The agency said it supports education and agricultural programmes and tracks “results to ensure value for money for UK taxpayers.”

Rwanda’s State Minister for Foreign Affairs Olivier Nduhungirehe, responding to criticism from The Netherlands, told Dutch MPs that the sponsorship deal was none of their business.

Dutch newspapers quoted MPs as saying “it is disheartening to see such payments being made, while the international community is trying to tackle the poverty” in Rwanda.

“Dear MPs from The Netherlands. This is NONE of your business. Rwanda uses revenues from National Parks to promote investment & tourism, aiming [at] self-reliance,” Mr Nduhungirehe retorted.

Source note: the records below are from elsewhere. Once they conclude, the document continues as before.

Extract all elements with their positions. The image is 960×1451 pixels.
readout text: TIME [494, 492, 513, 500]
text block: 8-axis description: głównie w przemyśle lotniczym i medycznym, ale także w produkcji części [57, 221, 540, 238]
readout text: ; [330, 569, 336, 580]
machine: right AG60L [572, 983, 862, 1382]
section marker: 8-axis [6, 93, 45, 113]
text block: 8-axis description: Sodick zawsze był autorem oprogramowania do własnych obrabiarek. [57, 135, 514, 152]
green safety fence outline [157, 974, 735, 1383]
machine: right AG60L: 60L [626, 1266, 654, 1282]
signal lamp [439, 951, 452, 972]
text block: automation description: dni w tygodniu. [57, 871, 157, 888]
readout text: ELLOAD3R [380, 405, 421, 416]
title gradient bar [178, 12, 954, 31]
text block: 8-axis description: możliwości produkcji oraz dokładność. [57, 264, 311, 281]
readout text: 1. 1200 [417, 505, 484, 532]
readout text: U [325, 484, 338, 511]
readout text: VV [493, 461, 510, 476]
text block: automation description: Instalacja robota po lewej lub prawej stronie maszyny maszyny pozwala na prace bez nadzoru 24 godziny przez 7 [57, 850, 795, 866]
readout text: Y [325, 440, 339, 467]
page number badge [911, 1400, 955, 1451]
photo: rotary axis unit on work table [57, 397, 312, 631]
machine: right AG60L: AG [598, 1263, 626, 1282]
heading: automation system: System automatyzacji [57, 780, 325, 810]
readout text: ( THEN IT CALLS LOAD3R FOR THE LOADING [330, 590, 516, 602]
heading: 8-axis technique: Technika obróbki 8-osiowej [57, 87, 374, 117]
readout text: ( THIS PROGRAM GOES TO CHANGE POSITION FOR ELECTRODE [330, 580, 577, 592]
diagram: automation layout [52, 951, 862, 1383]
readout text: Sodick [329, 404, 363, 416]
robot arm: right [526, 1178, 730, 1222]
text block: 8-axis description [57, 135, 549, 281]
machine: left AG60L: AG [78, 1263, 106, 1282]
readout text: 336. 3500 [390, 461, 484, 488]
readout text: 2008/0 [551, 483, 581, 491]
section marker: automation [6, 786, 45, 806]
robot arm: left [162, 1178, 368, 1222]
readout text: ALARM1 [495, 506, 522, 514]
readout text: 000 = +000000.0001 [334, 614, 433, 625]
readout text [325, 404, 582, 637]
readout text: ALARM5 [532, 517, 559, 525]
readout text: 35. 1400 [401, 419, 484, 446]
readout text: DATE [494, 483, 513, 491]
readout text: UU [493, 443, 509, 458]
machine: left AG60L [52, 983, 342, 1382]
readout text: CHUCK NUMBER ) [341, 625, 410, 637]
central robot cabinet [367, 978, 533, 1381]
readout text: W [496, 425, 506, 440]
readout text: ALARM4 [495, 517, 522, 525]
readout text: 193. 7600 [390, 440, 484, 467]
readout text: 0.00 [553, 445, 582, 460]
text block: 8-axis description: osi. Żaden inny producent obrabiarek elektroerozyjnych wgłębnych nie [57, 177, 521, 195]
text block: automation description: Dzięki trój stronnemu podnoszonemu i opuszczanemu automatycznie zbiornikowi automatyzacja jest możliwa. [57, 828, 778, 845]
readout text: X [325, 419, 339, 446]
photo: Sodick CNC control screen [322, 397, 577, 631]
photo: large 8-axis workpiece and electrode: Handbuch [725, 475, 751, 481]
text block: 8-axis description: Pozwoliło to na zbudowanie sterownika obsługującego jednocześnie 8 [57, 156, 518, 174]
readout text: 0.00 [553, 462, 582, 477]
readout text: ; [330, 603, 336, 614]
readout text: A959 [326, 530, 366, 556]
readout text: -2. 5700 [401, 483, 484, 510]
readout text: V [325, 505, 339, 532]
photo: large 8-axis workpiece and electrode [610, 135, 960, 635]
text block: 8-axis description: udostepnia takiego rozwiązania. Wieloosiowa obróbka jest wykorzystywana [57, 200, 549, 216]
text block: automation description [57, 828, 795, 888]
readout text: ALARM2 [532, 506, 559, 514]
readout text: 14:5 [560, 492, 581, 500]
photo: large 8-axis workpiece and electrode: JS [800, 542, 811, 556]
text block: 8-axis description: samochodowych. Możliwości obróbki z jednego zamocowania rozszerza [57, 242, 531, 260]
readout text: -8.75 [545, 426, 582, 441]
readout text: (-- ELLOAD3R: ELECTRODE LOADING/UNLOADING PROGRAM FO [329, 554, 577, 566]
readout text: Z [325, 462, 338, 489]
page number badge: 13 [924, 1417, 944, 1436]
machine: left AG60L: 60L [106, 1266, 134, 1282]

He added that the day Dutch football clubs such Ajax and Feyenoord become as popular as Arsenal, Rwanda “will talk business!”

His comments attracted a cheeky response from the Rotterdam-based club, Feyenoord, which sought to be left out of the debate.

“We would like to stay out of this or any political discussion but would like to let you know we have at least one fan in Rwanda,” the club tweeted, sharing a photo of President Kagame receiving the red and white Feyenoord jersey from Gido Vader, a club official in October 2015.

Rwanda plans to increase its budgetary spending to $2.81 billion in the 2018/19 financial year up from $2.58 billion for the 2017/18 fiscal year. 16 per cent of the money is expected to come from donors.

Tourism is the country’s largest foreign exchange earner.